Underwriters: Names of entities backing or managing the sale.
Financials: Summarised audit reports, including profit and loss figures.
The goal is to ensure that even when the sale is routed through a third party, investors receive clear, verifiable facts before putting money at risk.
How Can Retail Investors Spot One
Understanding whether an offer is made via a deemed prospectus isn’t always straightforward, but there are clear signals.
Says Kumar: “Look for phrases like ‘Offer for Sale’ or references to Section 25 on the cover page. You will see a selling shareholders table, and sections like ‘Objects of the Issue’ or ‘Minimum Subscription’ will often be missing. That’s a giveaway this is not a fresh capital raise. The money goes to shareholders, not the company.”

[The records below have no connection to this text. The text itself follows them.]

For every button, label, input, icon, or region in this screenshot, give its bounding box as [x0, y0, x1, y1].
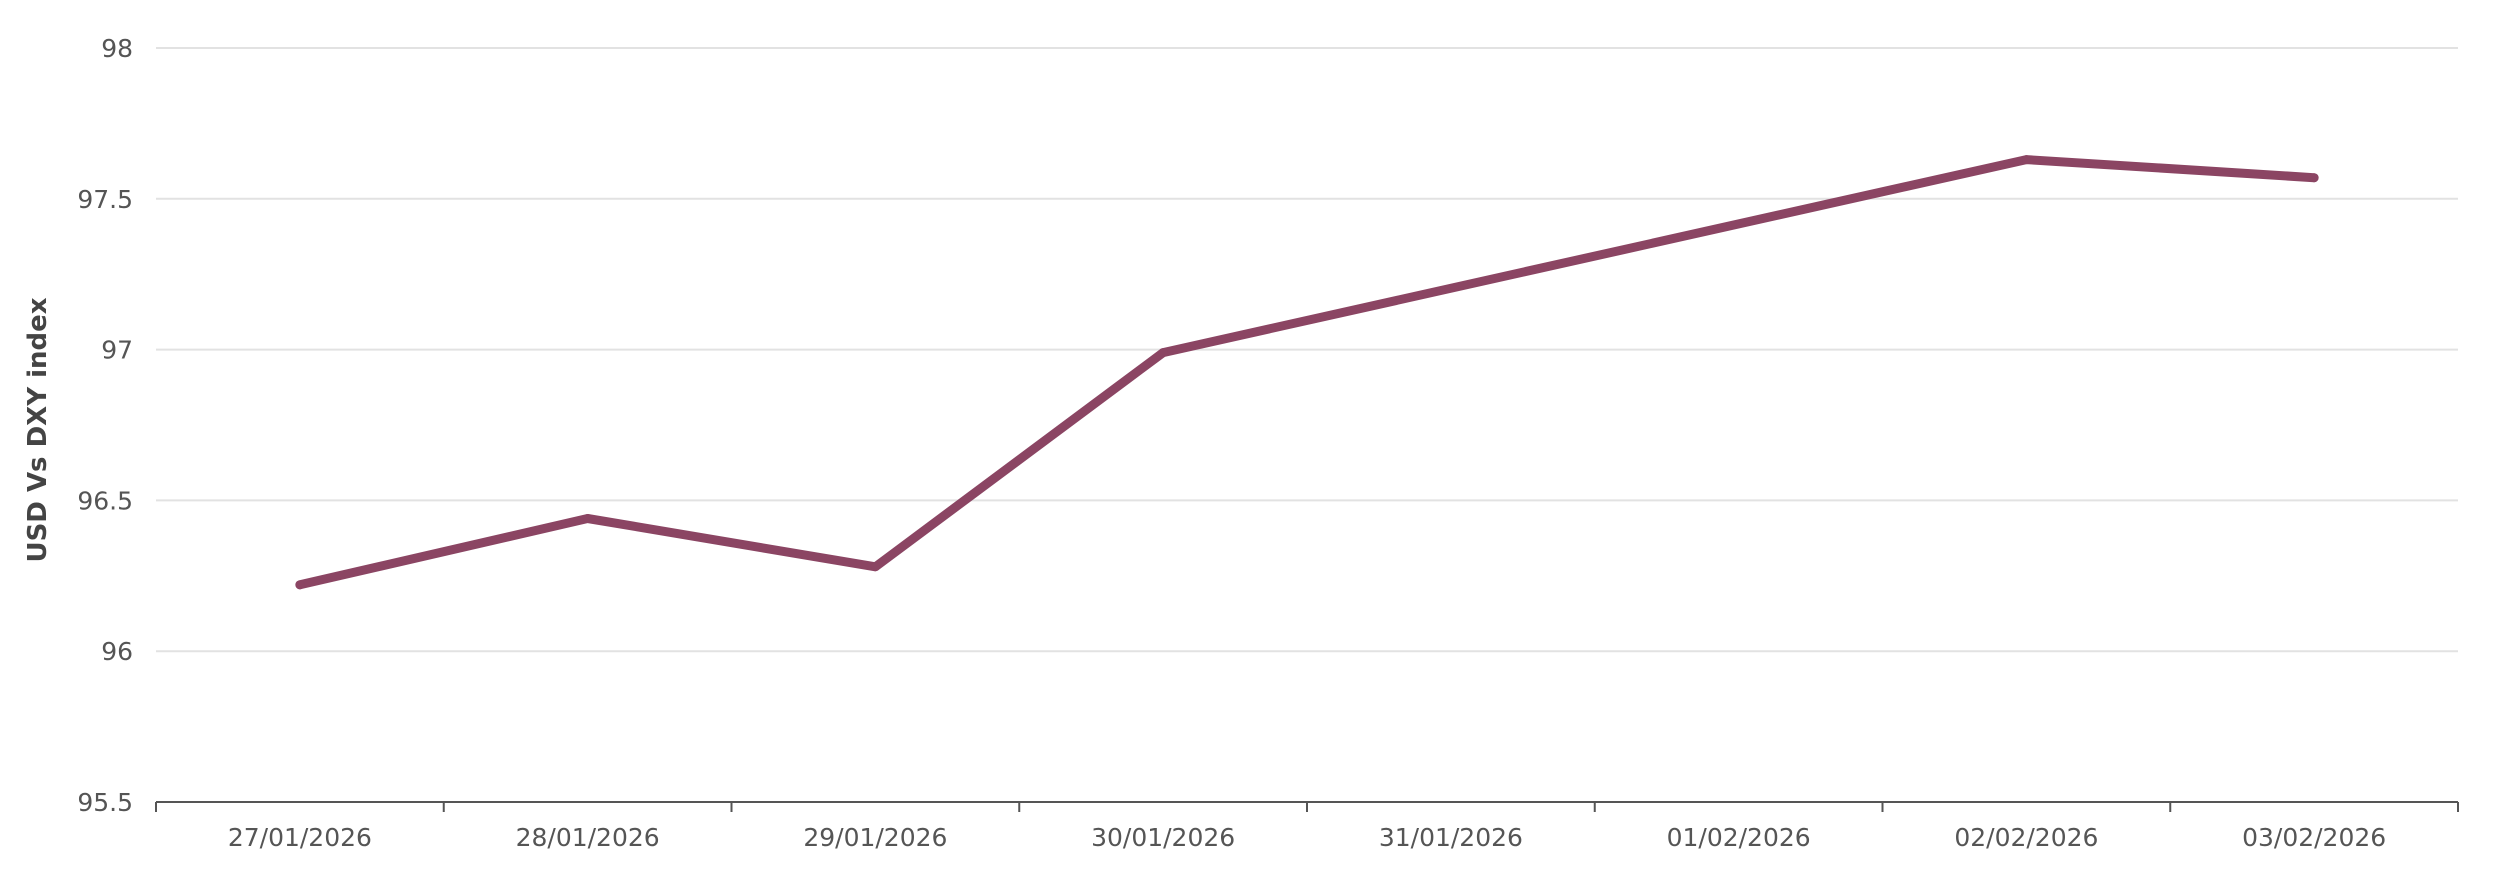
- grid-lines: [156, 47, 2458, 653]
- y-axis-title: USD Vs DXY index: [23, 297, 53, 562]
- y-tick-label: 95.5: [77, 788, 133, 817]
- data-point: [295, 580, 305, 590]
- x-tick-label: 01/02/2026: [1667, 823, 1811, 852]
- data-point: [870, 562, 880, 572]
- y-tick-label: 97: [101, 336, 133, 365]
- y-tick-label: 96: [101, 637, 133, 666]
- x-tick-label: 02/02/2026: [1954, 823, 2098, 852]
- data-point: [1158, 348, 1168, 358]
- y-axis-tick-labels: 95.5 96 96.5 97 97.5 98: [77, 34, 133, 817]
- y-tick-label: 97.5: [77, 185, 133, 214]
- data-point: [2309, 173, 2319, 183]
- data-point: [583, 513, 593, 523]
- x-tick-label: 27/01/2026: [228, 823, 372, 852]
- x-axis: [155, 801, 2459, 812]
- y-tick-label: 98: [101, 34, 133, 63]
- y-tick-label: 96.5: [77, 486, 133, 515]
- x-tick-label: 28/01/2026: [516, 823, 660, 852]
- x-tick-label: 29/01/2026: [803, 823, 947, 852]
- data-point: [2021, 155, 2031, 165]
- x-tick-label: 31/01/2026: [1379, 823, 1523, 852]
- x-tick-label: 03/02/2026: [2242, 823, 2386, 852]
- x-tick-label: 30/01/2026: [1091, 823, 1235, 852]
- series-line-0: [295, 155, 2319, 590]
- series-layer: [295, 155, 2319, 590]
- x-axis-tick-labels: 27/01/2026 28/01/2026 29/01/2026 30/01/2026…: [228, 823, 2386, 852]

Adds Agarwal: “If the company isn’t directly receiving the proceeds, and an intermediary is the one selling, it’s almost certainly a deemed prospectus.”
Solanki points out the importance of examining who’s behind the offer. “If the securities are being issued by an intermediary and not the company directly, it’s a clear sign. Investors should scrutinise the intermediary’s credibility and the true purpose behind the offer,” he says.
What Should Investors Look For in the Offer Document
Retail investors navigating a deemed prospectus should dig deep deeper than they might for a regular initial public offering (IPO).
Kumar recommends starting with the Selling Shareholders section. “Understand who is exiting, then head to the risk factors. These are often boilerplate in regular IPOs but in deemed prospectuses, they sometimes mask red flags,” he says.
Solanki advises verifying the intermediary's track record. “Also check how the proceeds are being used. If it’s just an exit play for early investors, you need to question the long-term growth story,” he says.
Chokshi advises a few points for better scrutiny. “Look for promoter exits, as this can signal eroding confidence. Read the fine print under “Use of Proceeds. Pay attention to any legal disputes, regulatory issues, or sudden changes in management structure buried in Risk Factors,” he says.
Agarwal adds: “Terms of the Offer and the relationship between the intermediary and the company must be examined. If the intermediary acquired shares at a steep discount, investors should be cautious.”
Deemed Prospectus’ Link With Offer For Sale
At a surface level, both prospectuses follow the same disclosure guidelines under Sebi’s Issue of Capital and Disclosure Requirements (ICDR) Regulations. But structurally, they diverge.
“A deemed prospectus is created when intermediaries first receive securities and then offer them to the public, usually under an Offer for Sale. While the disclosure obligations largely remain the same, certain requirements like minimum subscription clauses don’t apply,” says Kumar.
Chokshi lists the differences. A regular prospectus implies fresh capital infusion into the company, while a deemed prospectus usually implies no fresh funds, just a reshuffling of existing ownership,” he says.